Raconte moi une panne
Un endroit ydillique en Bretagne, sur le côte aux granits roses, des hackeuses, hackers, designeuses, designers, écologues, linguistes, architectes, militant⋅e⋅s, programmeuses et programmeurs, ingé⋅e⋅s, queers, se réunissent.
Des bords bords du Jaudy, sur épéron de roches et de terres face à la mer, elles et ils pensent que leurs utopies peuvent panser un peu le monde.
Dès le premier jour, à l’abri des pins, les WC et la douche rompent leur assignation à évacuation des matières. Leur espoir de deux semaines estivales florissantes sont menacés, leur hygiène est compromise. Un enfant de moins de dix ans est privé de commodités élémentaires dites modernes. Manger devenait compliqué car la vaisselle difficile à réaliser sans rejeter d’eau.
Les WC se bouchent, la douche refoule, l’odeur de putréfaction colle à leur système de conceptions idéalistes, l’odeur se répand dans le paysage. Même la vase de l’embouchure de la rivière ne rivalise pas avec ce spectre et son suaire olfactif.
Elles et ils pensent les liens, les techniques, les cultures, les systèmes et infrastructures. Elles et ils tissent des étoles de promesses et de devenirs. Pourtant cette panne les paralysait, au point critique que personnes n’agissait.
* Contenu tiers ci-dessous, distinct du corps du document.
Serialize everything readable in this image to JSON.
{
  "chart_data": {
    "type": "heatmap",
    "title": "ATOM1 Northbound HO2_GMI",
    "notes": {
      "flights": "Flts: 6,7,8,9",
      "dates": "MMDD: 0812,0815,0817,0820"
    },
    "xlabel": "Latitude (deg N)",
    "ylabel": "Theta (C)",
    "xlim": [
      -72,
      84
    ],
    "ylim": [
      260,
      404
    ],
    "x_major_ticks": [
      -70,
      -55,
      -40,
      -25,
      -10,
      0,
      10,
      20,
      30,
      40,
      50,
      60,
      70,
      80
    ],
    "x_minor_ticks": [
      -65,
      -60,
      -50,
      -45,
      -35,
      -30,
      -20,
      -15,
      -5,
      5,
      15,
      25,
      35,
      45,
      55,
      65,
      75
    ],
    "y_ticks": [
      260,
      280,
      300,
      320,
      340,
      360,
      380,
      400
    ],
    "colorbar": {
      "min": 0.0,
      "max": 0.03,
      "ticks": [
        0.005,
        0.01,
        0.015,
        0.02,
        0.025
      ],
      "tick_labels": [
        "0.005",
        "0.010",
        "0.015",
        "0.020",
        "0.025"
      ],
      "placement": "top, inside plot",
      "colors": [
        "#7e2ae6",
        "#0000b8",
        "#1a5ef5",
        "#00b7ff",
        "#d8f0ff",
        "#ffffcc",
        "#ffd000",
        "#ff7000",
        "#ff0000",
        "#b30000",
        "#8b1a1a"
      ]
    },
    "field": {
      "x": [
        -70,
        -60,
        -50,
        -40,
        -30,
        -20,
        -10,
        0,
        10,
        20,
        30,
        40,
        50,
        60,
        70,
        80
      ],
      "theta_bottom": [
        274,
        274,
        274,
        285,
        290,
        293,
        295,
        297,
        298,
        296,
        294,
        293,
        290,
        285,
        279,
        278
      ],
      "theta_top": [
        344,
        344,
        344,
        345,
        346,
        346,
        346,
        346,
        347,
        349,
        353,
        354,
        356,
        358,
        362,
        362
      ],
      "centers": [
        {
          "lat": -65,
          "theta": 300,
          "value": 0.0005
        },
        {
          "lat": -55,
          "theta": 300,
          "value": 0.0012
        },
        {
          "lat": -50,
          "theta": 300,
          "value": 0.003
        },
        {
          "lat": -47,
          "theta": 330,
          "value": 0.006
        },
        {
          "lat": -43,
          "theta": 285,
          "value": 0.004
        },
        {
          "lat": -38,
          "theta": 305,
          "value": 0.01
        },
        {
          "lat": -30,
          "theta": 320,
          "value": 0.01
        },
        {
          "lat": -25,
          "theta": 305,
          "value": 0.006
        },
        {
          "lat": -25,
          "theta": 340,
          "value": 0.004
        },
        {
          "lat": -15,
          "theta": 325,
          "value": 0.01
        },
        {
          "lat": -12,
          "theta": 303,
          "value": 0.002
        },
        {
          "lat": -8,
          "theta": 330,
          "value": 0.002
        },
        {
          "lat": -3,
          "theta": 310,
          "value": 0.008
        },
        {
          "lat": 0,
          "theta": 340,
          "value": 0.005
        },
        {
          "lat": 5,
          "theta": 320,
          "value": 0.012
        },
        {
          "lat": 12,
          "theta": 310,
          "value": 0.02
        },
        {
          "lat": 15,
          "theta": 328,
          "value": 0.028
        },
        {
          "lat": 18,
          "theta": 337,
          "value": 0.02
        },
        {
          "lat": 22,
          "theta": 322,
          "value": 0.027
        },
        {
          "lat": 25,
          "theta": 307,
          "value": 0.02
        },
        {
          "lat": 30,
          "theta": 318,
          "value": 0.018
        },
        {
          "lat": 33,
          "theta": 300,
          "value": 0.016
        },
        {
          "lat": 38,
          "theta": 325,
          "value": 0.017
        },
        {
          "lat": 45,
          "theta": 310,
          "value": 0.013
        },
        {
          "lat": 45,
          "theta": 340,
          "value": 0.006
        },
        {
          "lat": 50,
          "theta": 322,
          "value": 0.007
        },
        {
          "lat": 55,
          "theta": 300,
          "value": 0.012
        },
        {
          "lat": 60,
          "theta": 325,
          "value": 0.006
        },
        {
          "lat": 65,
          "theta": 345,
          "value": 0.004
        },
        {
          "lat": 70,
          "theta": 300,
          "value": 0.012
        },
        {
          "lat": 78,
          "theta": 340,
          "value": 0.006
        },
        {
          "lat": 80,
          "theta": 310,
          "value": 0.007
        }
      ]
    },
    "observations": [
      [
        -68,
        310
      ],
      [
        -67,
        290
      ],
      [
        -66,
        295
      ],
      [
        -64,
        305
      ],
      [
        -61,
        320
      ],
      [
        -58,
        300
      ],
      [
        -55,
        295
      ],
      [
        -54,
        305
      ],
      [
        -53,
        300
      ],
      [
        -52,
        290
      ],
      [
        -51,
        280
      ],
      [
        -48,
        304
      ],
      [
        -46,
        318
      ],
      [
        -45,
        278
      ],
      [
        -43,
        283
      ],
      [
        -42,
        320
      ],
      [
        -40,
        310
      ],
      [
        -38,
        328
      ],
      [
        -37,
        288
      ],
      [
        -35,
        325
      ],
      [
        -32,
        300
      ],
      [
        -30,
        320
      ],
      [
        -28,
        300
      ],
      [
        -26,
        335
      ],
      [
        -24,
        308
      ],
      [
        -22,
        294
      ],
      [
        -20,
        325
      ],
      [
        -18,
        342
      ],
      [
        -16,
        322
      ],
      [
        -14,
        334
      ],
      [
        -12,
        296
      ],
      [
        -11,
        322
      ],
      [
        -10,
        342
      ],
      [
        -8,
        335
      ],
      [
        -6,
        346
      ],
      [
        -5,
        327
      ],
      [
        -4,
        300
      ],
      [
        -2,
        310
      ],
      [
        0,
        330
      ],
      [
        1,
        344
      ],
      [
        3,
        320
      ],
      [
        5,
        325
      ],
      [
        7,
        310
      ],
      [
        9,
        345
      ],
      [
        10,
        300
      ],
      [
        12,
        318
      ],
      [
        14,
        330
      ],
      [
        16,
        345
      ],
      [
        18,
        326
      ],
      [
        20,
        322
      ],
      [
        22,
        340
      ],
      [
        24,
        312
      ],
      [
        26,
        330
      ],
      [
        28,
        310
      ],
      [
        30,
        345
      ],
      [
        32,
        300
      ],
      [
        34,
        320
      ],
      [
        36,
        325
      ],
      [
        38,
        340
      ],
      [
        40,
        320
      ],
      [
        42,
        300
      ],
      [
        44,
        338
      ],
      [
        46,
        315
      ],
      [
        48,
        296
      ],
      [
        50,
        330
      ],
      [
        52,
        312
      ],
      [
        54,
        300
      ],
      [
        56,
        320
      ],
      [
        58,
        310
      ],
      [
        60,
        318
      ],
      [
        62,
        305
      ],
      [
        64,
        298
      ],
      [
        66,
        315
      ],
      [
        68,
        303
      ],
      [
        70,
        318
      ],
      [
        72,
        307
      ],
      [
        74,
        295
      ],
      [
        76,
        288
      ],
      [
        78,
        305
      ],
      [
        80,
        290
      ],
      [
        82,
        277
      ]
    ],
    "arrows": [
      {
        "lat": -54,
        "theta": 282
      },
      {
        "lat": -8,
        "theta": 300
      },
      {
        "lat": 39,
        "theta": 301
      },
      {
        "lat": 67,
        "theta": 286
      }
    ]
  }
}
Il n’y a pas de “How To”, de “write up”, de “post mortem”, de page wiki pour ces situations. Seule les manches retroussées de rares personnes qui acceptent la responsabilité de l’investigation dans le dur, qui se chargent de patauger et de remuer les défécations d’un groupe social, ici concentré comme rarement sur cette zone, sont les agentes et agents de persistances d’une continuité de qualité de vie moderne faisant face à l’obligation physiologique.
Nous étions face à une esthétique, tout autant face à une métaphore, d'imbrications de construits dont nous héritons sans avoir choisi ce lègue, confronté·e·s à l'injonction de nous en responsabiliser. Nous entrions en profondeur « négociation tacite » avec les systèmes dont nous étions surgeonnes et surgeons.
Deux, nous avions été deux à prendre une pioche partagée pour fendre le puissant granit dans l’attente de libérer une hypothétique fausse ; à s’acharner à découvrir les drains bouchés par les temps et les rejets des humains. Chaque coup de boutoir n’enlevait que quelques éclats de roche, faisant raisonner notre squelette comme un simple tube métallique. En revanche de notre opiniâtreté nous recevions des jaillissements de liquide chargé de matières molles dont nous refusions la composition bien qu’étant obligés d’en avoir les odeurs.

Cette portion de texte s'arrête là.